Il est important de souligner que, pour bénéficier de la suspension du congé payé en cas de maladie, il est nécessaire de consulter un médecin et d’obtenir un arrêt de travail. Depuis début septembre, le nouveau formulaire d’arrêt de travail sécurisé est devenu obligatoire. Quant à la réforme des heures supplémentaires, elle vise à corriger le système actuel jugé pénalisant pour les salariés.

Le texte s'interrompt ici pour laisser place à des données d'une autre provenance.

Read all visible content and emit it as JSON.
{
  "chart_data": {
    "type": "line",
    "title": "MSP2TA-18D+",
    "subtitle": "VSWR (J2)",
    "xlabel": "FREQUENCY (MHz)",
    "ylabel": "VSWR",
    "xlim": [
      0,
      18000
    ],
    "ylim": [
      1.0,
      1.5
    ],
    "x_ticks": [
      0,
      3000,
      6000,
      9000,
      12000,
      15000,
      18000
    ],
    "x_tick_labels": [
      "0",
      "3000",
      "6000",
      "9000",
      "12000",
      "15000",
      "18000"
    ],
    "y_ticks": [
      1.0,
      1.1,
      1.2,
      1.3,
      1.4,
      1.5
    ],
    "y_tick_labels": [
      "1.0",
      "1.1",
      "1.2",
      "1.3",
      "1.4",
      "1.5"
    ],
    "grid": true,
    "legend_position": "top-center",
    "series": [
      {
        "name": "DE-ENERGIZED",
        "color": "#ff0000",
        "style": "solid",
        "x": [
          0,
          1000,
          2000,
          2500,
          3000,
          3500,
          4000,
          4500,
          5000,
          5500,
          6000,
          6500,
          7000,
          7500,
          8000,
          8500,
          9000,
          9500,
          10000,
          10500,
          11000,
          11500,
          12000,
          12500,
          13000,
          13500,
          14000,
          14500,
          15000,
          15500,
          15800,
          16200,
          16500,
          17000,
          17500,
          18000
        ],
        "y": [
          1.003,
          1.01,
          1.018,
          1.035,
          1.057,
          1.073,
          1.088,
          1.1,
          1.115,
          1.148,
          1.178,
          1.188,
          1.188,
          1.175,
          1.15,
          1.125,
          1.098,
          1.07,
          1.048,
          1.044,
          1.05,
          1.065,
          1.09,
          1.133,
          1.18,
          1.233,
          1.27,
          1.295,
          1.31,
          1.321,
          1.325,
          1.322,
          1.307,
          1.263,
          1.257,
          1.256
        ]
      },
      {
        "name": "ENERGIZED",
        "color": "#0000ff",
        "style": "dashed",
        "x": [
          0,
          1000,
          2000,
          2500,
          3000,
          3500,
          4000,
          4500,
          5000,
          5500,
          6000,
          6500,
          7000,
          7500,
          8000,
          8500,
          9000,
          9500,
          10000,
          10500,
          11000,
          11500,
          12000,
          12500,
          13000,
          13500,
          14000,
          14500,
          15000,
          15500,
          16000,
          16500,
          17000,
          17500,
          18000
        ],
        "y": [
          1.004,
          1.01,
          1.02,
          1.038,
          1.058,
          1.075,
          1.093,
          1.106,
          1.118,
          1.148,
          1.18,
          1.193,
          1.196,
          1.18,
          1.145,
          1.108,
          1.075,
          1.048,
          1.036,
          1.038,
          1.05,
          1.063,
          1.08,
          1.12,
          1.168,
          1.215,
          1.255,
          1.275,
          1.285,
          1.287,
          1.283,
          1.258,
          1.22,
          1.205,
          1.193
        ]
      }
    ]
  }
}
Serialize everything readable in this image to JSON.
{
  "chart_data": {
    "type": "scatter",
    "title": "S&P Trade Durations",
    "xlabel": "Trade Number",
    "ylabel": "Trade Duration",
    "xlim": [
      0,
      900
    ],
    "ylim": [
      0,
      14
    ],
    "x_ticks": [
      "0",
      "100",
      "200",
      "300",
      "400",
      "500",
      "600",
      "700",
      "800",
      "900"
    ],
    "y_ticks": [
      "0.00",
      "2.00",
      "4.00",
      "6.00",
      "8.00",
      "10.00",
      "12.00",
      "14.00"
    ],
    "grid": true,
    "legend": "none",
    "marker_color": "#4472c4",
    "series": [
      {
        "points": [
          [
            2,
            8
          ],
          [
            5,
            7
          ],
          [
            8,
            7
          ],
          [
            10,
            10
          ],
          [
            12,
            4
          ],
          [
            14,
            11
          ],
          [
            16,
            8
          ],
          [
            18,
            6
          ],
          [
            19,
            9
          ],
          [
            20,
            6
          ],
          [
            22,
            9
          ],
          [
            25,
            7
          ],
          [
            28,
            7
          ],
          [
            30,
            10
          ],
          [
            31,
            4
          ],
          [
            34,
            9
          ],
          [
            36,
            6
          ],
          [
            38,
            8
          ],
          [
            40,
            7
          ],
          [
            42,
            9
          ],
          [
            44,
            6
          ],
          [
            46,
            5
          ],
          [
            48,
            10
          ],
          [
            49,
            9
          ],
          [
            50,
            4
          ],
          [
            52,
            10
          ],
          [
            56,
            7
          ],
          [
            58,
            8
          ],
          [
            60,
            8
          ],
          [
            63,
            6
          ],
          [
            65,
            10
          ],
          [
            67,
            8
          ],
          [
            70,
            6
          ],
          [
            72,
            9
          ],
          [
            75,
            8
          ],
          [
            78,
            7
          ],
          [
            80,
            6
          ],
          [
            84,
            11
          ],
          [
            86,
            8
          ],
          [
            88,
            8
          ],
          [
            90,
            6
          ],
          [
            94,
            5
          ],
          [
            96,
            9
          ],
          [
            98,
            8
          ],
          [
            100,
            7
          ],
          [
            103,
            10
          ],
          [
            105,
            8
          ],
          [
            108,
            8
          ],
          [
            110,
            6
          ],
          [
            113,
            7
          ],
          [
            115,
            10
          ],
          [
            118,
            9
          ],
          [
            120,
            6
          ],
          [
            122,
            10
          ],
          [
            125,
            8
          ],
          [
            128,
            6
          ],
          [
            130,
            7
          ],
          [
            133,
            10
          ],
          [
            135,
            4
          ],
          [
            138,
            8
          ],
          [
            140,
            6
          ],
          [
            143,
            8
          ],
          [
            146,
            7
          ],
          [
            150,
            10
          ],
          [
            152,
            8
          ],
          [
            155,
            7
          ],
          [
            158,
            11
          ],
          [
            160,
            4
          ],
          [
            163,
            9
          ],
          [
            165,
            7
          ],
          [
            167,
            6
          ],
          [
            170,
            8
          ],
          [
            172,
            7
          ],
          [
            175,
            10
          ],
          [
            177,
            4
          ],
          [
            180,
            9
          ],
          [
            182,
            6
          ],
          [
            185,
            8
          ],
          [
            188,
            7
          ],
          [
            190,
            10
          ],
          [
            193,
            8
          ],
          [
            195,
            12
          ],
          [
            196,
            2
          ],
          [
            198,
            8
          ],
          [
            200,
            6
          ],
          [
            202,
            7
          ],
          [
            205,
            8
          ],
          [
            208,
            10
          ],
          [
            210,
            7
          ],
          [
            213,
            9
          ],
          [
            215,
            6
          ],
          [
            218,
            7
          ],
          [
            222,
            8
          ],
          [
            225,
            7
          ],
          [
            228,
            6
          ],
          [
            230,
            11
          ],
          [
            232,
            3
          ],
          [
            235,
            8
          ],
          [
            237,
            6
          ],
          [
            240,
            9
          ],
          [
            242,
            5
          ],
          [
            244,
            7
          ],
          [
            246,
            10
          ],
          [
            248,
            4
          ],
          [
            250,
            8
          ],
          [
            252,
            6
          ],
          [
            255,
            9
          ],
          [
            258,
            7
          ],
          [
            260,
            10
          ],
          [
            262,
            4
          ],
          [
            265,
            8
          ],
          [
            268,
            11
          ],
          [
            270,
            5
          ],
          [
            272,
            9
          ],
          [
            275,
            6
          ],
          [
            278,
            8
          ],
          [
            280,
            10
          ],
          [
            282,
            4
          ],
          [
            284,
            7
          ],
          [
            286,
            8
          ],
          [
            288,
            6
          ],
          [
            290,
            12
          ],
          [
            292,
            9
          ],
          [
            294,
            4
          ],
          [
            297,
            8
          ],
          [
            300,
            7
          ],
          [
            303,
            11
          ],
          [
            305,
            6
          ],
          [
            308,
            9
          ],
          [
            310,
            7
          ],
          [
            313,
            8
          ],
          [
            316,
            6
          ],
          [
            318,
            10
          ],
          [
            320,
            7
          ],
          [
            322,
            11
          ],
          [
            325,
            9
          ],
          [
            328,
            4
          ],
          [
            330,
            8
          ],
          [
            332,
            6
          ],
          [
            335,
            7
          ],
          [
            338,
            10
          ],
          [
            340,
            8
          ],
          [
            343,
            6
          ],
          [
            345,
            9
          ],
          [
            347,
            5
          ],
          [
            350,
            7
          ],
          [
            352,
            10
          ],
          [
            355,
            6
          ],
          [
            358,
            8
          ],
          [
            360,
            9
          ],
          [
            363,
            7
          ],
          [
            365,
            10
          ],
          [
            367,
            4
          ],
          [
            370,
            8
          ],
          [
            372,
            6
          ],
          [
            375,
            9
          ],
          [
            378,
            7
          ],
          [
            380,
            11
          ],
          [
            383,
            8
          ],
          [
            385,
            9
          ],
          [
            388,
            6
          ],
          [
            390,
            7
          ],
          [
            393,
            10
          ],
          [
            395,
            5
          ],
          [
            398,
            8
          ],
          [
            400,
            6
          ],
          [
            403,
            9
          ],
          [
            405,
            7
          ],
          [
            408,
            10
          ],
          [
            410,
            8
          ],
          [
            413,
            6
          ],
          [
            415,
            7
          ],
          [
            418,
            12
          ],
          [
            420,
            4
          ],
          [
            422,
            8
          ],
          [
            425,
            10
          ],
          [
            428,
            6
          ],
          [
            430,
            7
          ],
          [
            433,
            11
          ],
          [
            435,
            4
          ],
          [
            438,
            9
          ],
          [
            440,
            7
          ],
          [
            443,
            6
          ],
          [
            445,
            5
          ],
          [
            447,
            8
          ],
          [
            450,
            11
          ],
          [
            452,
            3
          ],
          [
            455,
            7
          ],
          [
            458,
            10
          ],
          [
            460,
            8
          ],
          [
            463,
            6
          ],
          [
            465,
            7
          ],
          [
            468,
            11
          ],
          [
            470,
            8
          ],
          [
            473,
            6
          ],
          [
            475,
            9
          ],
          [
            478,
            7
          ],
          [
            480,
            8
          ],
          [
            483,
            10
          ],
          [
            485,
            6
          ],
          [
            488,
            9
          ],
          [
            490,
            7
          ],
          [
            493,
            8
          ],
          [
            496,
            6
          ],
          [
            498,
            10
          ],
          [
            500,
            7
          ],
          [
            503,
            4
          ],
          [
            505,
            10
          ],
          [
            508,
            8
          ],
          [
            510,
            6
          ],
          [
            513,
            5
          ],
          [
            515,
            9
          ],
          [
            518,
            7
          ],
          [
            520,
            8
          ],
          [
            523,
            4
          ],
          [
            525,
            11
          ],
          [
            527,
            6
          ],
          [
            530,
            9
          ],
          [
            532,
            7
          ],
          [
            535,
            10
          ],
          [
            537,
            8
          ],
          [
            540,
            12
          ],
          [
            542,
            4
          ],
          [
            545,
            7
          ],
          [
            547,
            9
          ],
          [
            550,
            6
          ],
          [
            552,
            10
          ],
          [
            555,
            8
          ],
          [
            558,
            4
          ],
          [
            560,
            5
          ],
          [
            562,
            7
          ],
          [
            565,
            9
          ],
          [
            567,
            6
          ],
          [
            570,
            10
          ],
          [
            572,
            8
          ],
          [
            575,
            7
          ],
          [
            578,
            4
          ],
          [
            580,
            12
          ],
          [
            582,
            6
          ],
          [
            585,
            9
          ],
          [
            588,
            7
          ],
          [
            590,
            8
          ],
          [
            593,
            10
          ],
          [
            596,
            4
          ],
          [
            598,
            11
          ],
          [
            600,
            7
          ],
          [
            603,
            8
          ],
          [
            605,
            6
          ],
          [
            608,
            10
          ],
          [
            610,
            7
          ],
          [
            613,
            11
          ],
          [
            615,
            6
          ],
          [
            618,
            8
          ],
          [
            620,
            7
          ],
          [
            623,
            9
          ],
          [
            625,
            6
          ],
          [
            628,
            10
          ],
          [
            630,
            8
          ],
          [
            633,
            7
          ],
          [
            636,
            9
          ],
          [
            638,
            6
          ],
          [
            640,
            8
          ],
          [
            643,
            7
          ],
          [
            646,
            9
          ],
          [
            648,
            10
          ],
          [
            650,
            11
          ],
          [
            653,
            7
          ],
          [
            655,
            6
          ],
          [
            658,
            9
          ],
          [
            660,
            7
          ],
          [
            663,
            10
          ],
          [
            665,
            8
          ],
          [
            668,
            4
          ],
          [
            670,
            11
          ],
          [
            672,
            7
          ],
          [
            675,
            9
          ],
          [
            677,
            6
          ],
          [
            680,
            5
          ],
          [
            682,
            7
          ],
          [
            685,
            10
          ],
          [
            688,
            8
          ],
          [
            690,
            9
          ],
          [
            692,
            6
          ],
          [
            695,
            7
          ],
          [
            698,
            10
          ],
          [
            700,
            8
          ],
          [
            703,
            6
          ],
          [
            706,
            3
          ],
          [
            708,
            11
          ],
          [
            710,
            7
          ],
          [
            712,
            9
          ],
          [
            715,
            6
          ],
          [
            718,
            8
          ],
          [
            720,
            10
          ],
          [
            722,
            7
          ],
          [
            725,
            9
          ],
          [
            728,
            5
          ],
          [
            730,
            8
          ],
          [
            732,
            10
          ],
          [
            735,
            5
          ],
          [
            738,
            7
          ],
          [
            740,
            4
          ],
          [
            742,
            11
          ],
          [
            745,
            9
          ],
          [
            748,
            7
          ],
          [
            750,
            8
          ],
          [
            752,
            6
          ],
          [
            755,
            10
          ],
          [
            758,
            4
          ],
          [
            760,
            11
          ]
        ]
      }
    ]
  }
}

En effet, dans le système précédent, ces heures n’étaient pas prises en compte comme du temps de travail effectif. Par exemple, un salarié travaillant 35 heures par semaine et effectuant une heure en plus pendant quatre jours, puis prenant un congé le cinquième jour, perdait son droit aux heures supplémentaires. Et pour cause, dans de tels circonstances, sa semaine était comptabilisée à 32 heures seulement, heures supplémentaires incluses. Désormais, ces heures supplémentaires seront comptées dans le temps de travail effectif.
L’évolution du calcul des heures supplémentaires est profitable aux salariés
Cette évolution permettra aux salariés de prendre plus facilement des jours de congé sans craindre de perdre leurs heures supplémentaires. Comme l’explique l’avocate Sophie Martin Sémavoine à Radio France, « Des salariés en difficulté peuvent en effet renoncer à poser des jours pour ne pas perdre leurs heures supplémentaires. ».
Elle ajoute : « Le droit au congé payé est un droit fondamental et la jurisprudence européenne interdit toute mesure pouvant dissuader le salarié de poser un congé. ». Ainsi, cette réforme donne aux travailleurs plus de liberté dans la gestion de leurs congés, ce qui est d’autant plus apprécié après une revalorisation salariale relativement modeste cette année.
Cependant, cette mesure aura également des répercussions pour les employeurs. En effet, en plus du surcoût que cela peut représenter, les entreprises devront ajuster leurs systèmes de paie pour intégrer ce nouveau mode de calcul. Cela implique une mise à jour des logiciels de gestion des ressources humaines afin de comptabiliser correctement les heures supplémentaires. Si cette évolution profite aux salariés, elle représente donc un défi pour les employeurs, qui devront s’adapter à ces nouvelles obligations.